The Post story, based on email correspondence between Hunter Biden and an executive at Ukrainian energy firm Burisma Holdings, presented incriminating evidence that the Ukrainian company may have exploited the president’s son’s political leverage. Hunter Biden joined the board of Burisma in April of 2014.

The emails at the heart of the Post article were reportedly recovered from a laptop computer that was left behind at a repair shop in Delaware in April 2019 but never collected. The owner of the repair shop, John Paul Mac Isaac, reported the laptop’s contents to authorities and entered into communication with the FBI, which subsequently secured possession of the device, Fox News reported.

The FBI subpoenaed the laptop and hard drive allegedly belonging to Hunter Biden as part of an investigation into alleged money laundering.

A senior federal law enforcement official told Fox News that the emails extracted from the laptop were “authentic.” Rudy Giuliani, then chief of the Trump campaign legal team, had acquired the emails and provided them to the Post, which then published its exposé of the Biden family’s alleged international business malfeasance.

The FEC decided last month that Twitter had “credibly explained” that it blocked the article from being shared in accordance with its “hacked materials” policy. That policy prohibits uploading content “obtained through hacking that contains private information, may put people in physical harm or danger, or contains trade secrets.” Critics pointed out that the material was not hacked, but rather taken from a laptop that became property of the repair shop owner after Hunter failed to retrieve it. Twitter has also declined to block many articles that were actually based on hacked material.

Two weeks after the story broke on October 30th, Twitter unlocked the Post’s account.
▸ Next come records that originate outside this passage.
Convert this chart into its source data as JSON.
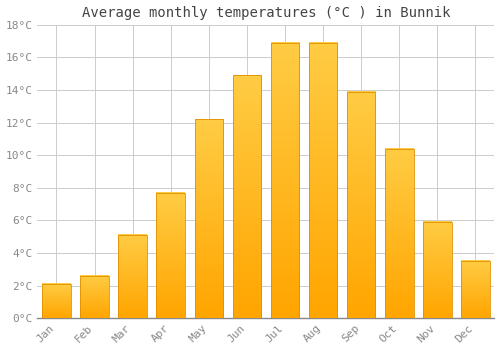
{
  "title": "Average monthly temperatures (°C ) in Bunnik",
  "months": [
    "Jan",
    "Feb",
    "Mar",
    "Apr",
    "May",
    "Jun",
    "Jul",
    "Aug",
    "Sep",
    "Oct",
    "Nov",
    "Dec"
  ],
  "values": [
    2.1,
    2.6,
    5.1,
    7.7,
    12.2,
    14.9,
    16.9,
    16.9,
    13.9,
    10.4,
    5.9,
    3.5
  ],
  "bar_color_top": "#FFCC44",
  "bar_color_bottom": "#FFA500",
  "bar_edge_color": "#E09000",
  "background_color": "#ffffff",
  "grid_color": "#cccccc",
  "ylim": [
    0,
    18
  ],
  "yticks": [
    0,
    2,
    4,
    6,
    8,
    10,
    12,
    14,
    16,
    18
  ],
  "ytick_labels": [
    "0°C",
    "2°C",
    "4°C",
    "6°C",
    "8°C",
    "10°C",
    "12°C",
    "14°C",
    "16°C",
    "18°C"
  ],
  "title_fontsize": 10,
  "tick_fontsize": 8,
  "title_color": "#444444",
  "tick_color": "#888888",
  "bar_width": 0.75
}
CEO Jack Dorsey recognized in October that blocking links “with zero context as to why” had been “unacceptable.”

The company then promised to revise its hacked materials policy and permit articles like the Post’s to be distributed with accompanying labels providing more context.

At a House hearing on the matter in March, Twitter CEO Jack Dorsey admitted his company’s decision to suppress the story was a “mistake,” but one that was not necessarily malicious in intent.

“It was literally just a process error. This was not against them [the Post] in any particular way,” Dorsey told members of the House Energy and Commerce Committee, in comments reported by the Post.

Twitter’s head of site integrity reportedly had been notified by federal law enforcement early in the 2020 election cycle to anticipate the disclosure of materials by “malign state actors” designed to target political campaigns and those associated with them, including Hunter Biden, the F.E.C. documents showed.